Da cinque anni le scelte dei partiti di centrodestra sul sostegno o meno al presidente della Provincia lacerano la coalizione. E la mossa di Quadrini di lasciare l’aula ha riaperto la ferita.

Con l’uscita dall’Aula in consiglio provinciale Gianluca Quadrini, vicecoordinatore regionale di Forza Italia, è riuscito a dimostrare “plasticamente” sia che il centrodestra è spaccato, sia che Fratelli d’Italia (con l’eccezione di Stefania Furtivo), rimanendo in aula, ha di fatto garantito non tanto il numero legale ma la maggioranza. Anche se il Dup era stato ritirato. (leggi qui Antonio Pompeo ed i suoi Fratelli… d’Italia)

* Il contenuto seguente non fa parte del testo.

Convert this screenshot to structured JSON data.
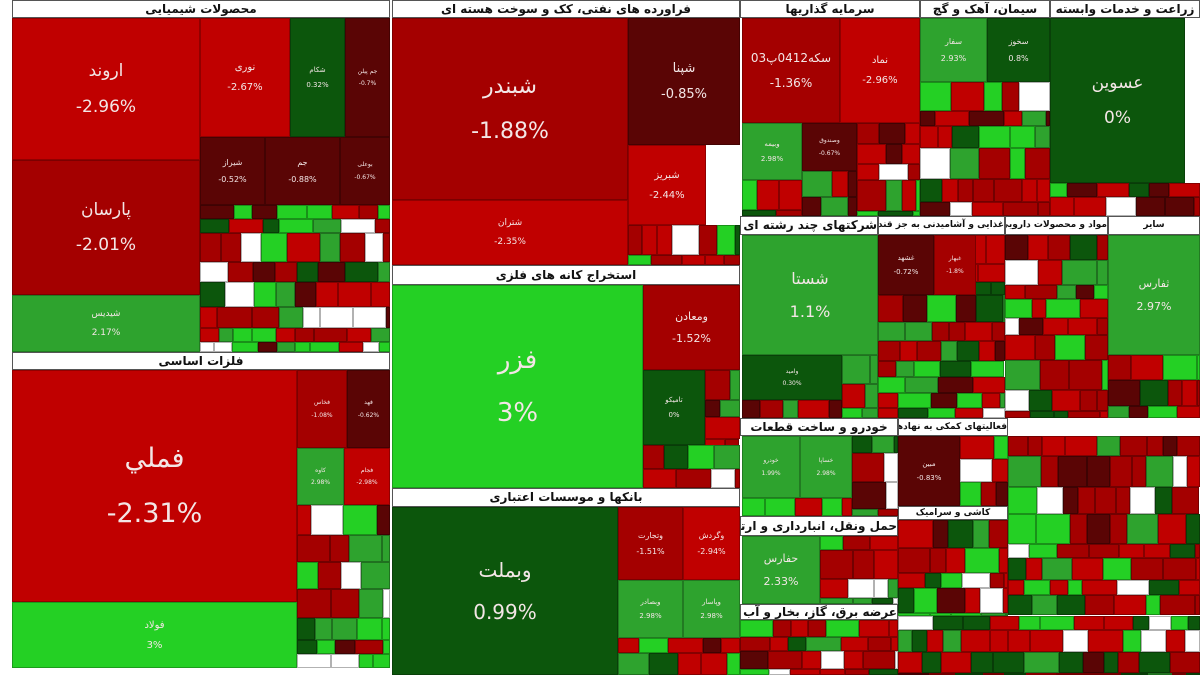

Il Consiglio provinciale quando Forza Italia governava con il Pd

È dal 2014 che il centrodestra si spacca in Provincia, tra quelli che sostengono Antonio Pompeo e quelli che si arrabbiano nei confronti di chi sostiene Pompeo. Successe quando Gianluca Quadrini e Danilo Magliocchetti (Forza Italia) appoggiarono Pompeo al primo mandato.

Ora la storia si ripete, con i Fratelli d’Italiua guidati da Daniele Maura che in un qualche modo non mettono in difficoltà il presidente della Provincia.

Qualche anno fa toccò a Domenico Alfieri, ora segretario Dem, iniziare la “battaglia” affinché si rompesse l’asse tra Pd e Forza Italia.

Il centrodestra in Provincia

In attesa di capire cosa succederà, il dato è che la Provincia si conferma centrale nel panorama politico locale. Altro che secondo livello. Ma c’è pure da dire che i Partiti di centrodestra non provano neppure più a fare fronte comune, a discutere, a trovare una linea unitaria.

Si va avanti in ordine sparso. Come è successo al Cosilam, con l’operazione che ha portato alle dimissioni di Mario Abbruzzese da presidente. E’ successo a Ceccano, con le dimissioni di massa che hanno mandato a casa Roberto Caligiore.